Dilnozaxon Kattaxonova (born 2 July 1991) is an Uzbek politician who has served as Deputy Prime Minister of Uzbekistan since July of 2026. Previously, Kattaxonova worked as First Deputy Director of Youth Affairs Agency and Chairperson of the Children's organization of Kamalak which is the largest school students' union (2018-2020). In June 2021, Kattaxonova was awarded the Do'stlik State Prize by President of Uzbekistan. She is also Doctor of Philosophy in Political Science.

==Career==
She graduated with a bachelor's degree from National University of Uzbekistan named after Mirzo Ulugbek in 2014. In 2016, she completed her master's degree at National University of Uzbekistan.

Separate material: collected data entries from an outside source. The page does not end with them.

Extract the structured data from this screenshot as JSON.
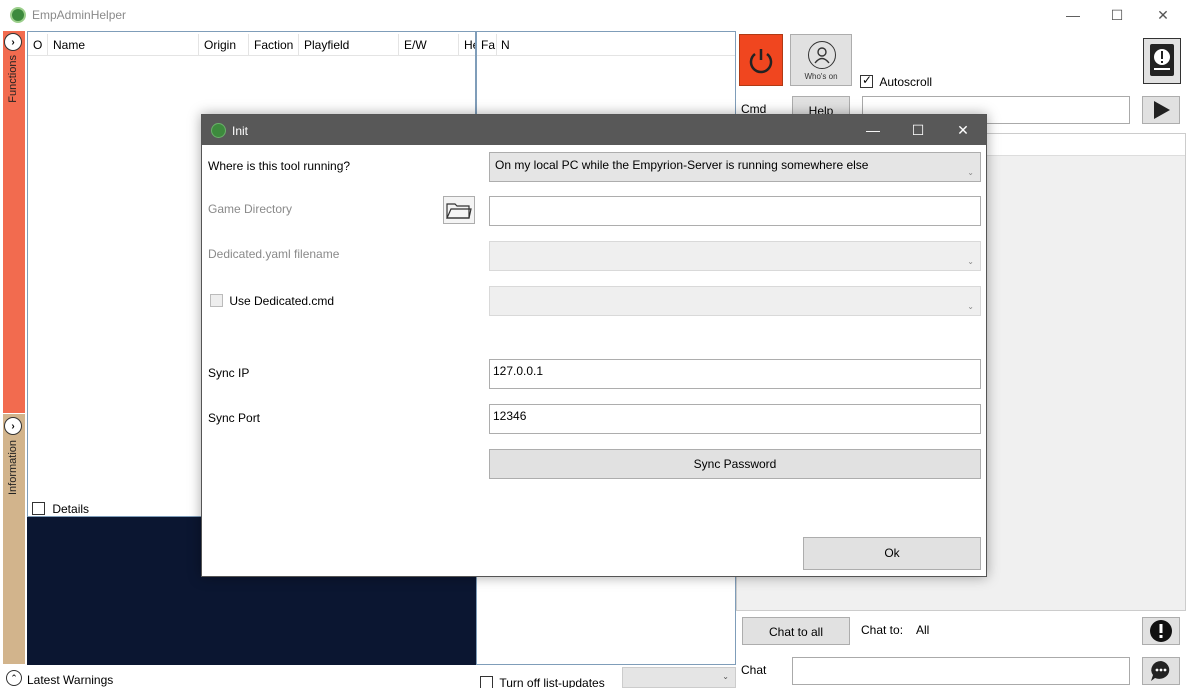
{
  "app": {
    "title": "EmpAdminHelper",
    "window_controls": {
      "minimize": "—",
      "maximize": "☐",
      "close": "✕"
    }
  },
  "sidebar": {
    "functions_label": "Functions",
    "information_label": "Information"
  },
  "player_grid": {
    "columns": [
      "O",
      "Name",
      "Origin",
      "Faction",
      "Playfield",
      "E/W",
      "He"
    ],
    "details_label": "Details"
  },
  "secondary_grid": {
    "columns": [
      "Fa",
      "N"
    ]
  },
  "toolbar": {
    "whos_on_label": "Who's on",
    "autoscroll_label": "Autoscroll",
    "autoscroll_checked": true,
    "cmd_label": "Cmd",
    "help_label": "Help"
  },
  "chat": {
    "chat_to_all_label": "Chat to all",
    "chat_to_label": "Chat to:",
    "chat_to_value": "All",
    "chat_label": "Chat"
  },
  "bottom": {
    "latest_warnings_label": "Latest Warnings",
    "turn_off_label": "Turn off list-updates"
  },
  "dialog": {
    "title": "Init",
    "where_running_label": "Where is this tool running?",
    "where_running_value": "On my local PC while the Empyrion-Server is running somewhere else",
    "game_directory_label": "Game Directory",
    "game_directory_value": "",
    "yaml_label": "Dedicated.yaml filename",
    "use_cmd_label": "Use Dedicated.cmd",
    "sync_ip_label": "Sync IP",
    "sync_ip_value": "127.0.0.1",
    "sync_port_label": "Sync Port",
    "sync_port_value": "12346",
    "sync_password_label": "Sync Password",
    "ok_label": "Ok"
  },
  "colors": {
    "functions_strip": "#f26b4f",
    "information_strip": "#d2b48c",
    "power_button": "#f0461f",
    "console_background": "#0b1631",
    "dialog_titlebar": "#585858"
  },
  "icons": [
    "app-icon",
    "power-icon",
    "whos-on-icon",
    "warning-icon",
    "send-icon",
    "folder-icon",
    "chat-bubble-icon",
    "chevron-icon"
  ]
}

From 2014 to 2016, she worked as a leading specialist in the Department of Social and Legal Projects of the Central Council of the Kamolot Youth Social Movement. From 2016 to 2017, she served as the chief specialist in the Department for the Development of International Relations and Support for Non-Governmental Non-Profit Organizations of the Women's Committee of Uzbekistan. On July 5, 2017, at the meeting of the Republican Council on Youth Issues, she was elected as the Deputy Chairwoman of the Central Council of the Youth Union of Uzbekistan. From 2018 to 2020, she served as the Head of the Children's Organization of Kamalak. Since 2018, she has been an independent researcher at the Academy of Public Administration under the President of the Republic of Uzbekistan. In March 2022, she received a PhD diploma. On July 10, 2020, she was appointed as the Deputy Director of the newly established Agency for Youth Affairs of the Republic of Uzbekistan. On December 20, 2023, she was appointed as the First Deputy Director of the Agency for Youth Affairs.

==Awards==
She was one of the first to be awarded the Zulfiya State Prize. In 2020, she was included in the list of Top-40 promising leaders in government institutions, as well as in the Top-35 women in state and public administration. In 2021, she was listed among the Top-40 women working in state structures, institutions, and large public organizations. In 2021, she was awarded the "Maʼnaviyat aʼlochisi" medal of the Uzbekistan National Guard and the "Xalqlar do'stligi" medal from the Committee on Interethnic Relations and Friendly Ties with Foreign Countries under the Government of Uzbekistan. On June 30, 2021, she was awarded the "Do'stlik" award by the President of the Republic of Uzbekistan.